Review of Whiskey & Wool Album by Josh Bray

Whisky & Wool, the debut album from Devon-born blues-folk singer-songwriter Josh Bray, opens with an instant flavour of and resemblance to Ray Lamontagne, with Bray's strummed acoustic guitar and smooth, soothing vocals flanked by sensitive strings and gentle backing vocals. Even through the harmonica solo of opening track, 'The River Song', there's this immediate impression of Whisky & Wool as an album of inoffensive backing music; a feeling which continues through 'Rise', a heartfelt and sensitive song of hope, though with an undeniably catchy chorus.

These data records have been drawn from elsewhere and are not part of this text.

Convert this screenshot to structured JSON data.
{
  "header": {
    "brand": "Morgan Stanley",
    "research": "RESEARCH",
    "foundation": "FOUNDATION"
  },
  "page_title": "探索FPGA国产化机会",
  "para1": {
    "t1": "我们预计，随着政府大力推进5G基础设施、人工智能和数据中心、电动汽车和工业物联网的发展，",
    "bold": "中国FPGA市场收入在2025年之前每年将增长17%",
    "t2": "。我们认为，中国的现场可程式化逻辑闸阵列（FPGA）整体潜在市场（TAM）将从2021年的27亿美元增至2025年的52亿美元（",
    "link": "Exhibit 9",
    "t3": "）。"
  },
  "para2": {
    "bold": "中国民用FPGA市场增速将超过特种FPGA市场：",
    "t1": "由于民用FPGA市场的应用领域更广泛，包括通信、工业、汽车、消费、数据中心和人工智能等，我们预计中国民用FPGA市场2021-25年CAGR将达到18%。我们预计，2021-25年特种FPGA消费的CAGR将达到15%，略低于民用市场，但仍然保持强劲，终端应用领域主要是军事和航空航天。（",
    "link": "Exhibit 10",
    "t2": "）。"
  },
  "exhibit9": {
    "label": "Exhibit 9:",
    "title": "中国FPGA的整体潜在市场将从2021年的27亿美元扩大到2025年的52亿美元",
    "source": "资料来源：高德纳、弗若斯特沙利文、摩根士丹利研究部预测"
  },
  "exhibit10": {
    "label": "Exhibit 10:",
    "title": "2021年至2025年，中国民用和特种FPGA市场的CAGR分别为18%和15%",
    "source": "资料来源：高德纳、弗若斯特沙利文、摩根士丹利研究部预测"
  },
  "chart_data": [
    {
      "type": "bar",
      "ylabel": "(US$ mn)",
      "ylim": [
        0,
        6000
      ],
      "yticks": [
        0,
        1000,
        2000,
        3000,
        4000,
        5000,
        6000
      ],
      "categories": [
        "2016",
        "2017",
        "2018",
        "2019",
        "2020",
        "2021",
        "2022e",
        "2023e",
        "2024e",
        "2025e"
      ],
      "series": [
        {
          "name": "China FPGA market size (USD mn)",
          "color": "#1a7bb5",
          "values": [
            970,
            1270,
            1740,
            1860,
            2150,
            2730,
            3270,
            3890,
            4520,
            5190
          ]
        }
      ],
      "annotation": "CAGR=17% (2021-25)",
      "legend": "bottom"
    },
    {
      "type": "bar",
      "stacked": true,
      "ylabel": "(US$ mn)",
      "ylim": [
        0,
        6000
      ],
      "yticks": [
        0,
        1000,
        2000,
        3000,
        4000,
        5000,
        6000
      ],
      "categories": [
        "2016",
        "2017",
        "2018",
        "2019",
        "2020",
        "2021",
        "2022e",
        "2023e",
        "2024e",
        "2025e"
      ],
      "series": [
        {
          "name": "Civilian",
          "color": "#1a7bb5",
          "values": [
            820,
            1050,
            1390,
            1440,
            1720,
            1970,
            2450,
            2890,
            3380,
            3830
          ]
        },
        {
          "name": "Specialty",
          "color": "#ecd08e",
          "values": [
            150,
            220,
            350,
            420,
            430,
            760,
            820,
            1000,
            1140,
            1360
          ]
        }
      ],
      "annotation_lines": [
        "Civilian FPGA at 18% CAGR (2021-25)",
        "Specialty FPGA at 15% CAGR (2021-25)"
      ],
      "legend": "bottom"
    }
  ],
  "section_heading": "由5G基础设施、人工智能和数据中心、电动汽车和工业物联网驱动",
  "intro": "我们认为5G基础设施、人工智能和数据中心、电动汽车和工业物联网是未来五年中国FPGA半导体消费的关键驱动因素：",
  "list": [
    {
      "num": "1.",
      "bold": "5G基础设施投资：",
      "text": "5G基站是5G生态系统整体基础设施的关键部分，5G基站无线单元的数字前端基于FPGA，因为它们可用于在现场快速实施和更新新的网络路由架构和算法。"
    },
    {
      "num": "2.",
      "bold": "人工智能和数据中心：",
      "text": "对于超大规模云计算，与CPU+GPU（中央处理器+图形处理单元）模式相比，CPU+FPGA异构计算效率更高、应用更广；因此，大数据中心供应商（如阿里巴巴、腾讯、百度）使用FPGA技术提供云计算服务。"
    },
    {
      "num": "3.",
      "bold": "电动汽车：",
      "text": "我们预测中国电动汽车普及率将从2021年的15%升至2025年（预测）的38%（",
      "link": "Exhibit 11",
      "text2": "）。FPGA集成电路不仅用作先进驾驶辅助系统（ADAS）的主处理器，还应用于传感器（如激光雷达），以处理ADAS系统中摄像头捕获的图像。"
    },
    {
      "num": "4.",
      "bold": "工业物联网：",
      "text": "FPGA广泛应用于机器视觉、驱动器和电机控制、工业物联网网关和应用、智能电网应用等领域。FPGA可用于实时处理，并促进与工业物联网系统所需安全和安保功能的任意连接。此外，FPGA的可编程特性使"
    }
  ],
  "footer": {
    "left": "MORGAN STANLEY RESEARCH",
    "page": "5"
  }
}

Moving onto 'Bigger Than The Both Of Us', picked acoustic guitar echoes over a bed of smooth, mellow, low cello and gentle suggestions of sensitive upper strings which are perfectly complimentary to Bray's intelligently penned lyrics. Similarly, in 'This Is Life', Bray, pitch-perfect, blends blues-y talk-singing and a sensitive, smooth, sung vocal, again over lush string parts, and delicate, high-pitched mandolin glistens on top of strummed guitar chords. In something of a brief gear change, however, 'Hard Living' is slightly more upbeat with a more pronounced guitar riff that, at least to start with, resembles Jack Johnson's 'Taylor'. The track holds an American bluesy folk vibe, especially when the more determined drums enter and push Josh Bray's previously smooth and sensitive vocal tone into something more forceful.

Josh Bray Whiskey & Wool Album


From then on in, however, snapping back to the soothing, Jose Gonzales-esque finger-picking and delicate vocals style, Whisky & Wool seems to take a downward turn into a collection of same-y, very similar and flat sounding melancholy folk songs, albeit for the brief suggestion of a more determined folk rock vibe that's reiterated from 'Hard Living' in 'Living Free'. The album gradually comes to a depressing close with 'Testify', a track that seems to bare the same emotional load as The Verve's 'The Drugs Don't Work'.

All in all, for someone with such a smooth voice and intelligent song writing manner, Whisky & Wool seems to be merely a wasted, half-hearted attempt from Josh Bray; an attempt which shows not nearly enough potential to have considerable mileage over his contemporaries.